"So she gleaned in the field until even, and beat out that she had gleaned" (Ruth 2:17).
Ruth threshed the barley she had collected. Some more hard work. There are many things that cannot be purchased with money; no one else can do or make them for you. A millionaire, should he want to play the piano, has to practice the same as a pauper. This is true in spiritual life, too. Do you want to know more of God's Word; do you want to know Christ better? Then you must work at it. First there is the laborious gleaning; then the no less strenuous beating out what you have gleaned. No one else can do it for you; you must sweat at it yourself.

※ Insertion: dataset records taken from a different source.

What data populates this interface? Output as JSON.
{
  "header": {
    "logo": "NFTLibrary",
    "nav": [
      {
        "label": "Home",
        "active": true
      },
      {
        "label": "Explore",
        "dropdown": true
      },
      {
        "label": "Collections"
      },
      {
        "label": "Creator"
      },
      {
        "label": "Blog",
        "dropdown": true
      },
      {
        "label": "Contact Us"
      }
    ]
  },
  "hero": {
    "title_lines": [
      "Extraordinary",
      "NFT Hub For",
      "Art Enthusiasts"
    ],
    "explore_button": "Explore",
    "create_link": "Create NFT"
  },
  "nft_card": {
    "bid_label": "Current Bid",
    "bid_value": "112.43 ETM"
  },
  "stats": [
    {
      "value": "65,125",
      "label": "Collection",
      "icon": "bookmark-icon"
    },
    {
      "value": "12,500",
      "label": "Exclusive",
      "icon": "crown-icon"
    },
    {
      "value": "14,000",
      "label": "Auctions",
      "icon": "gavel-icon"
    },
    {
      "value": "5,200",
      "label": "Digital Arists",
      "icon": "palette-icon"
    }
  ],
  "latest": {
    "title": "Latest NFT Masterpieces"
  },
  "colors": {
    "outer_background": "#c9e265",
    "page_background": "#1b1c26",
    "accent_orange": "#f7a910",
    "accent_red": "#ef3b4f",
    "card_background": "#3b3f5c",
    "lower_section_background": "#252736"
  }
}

Ruth beat out the grain. She did not lug all that straw home, but reduced her load to where she could carry it conveniently. Alas, many believers carry the straw home as well; in fact, many carry home nothing else but the straw. The only thing they remember about a message is something they did not agree with or did not like. I think brother Spurgeon said that some believers have less sense than a chicken. A hen will pick over a whole bushel of chaff to find one grain of wheat, while those critics will pick over a bushel of wheat to find a little bit of chaff. Listen, my brother, don't bother about the chaff; look for the real food and enjoy it.
One may hear much, both from listening to preaching or from reading books, that is largely useless, even if true. We must reduce the bulk to the small amount of the real thing. Only when the grain is threshed can we eat it, or show it, or share it.
—Condensed from Boaz and Ruth by August VanRyn.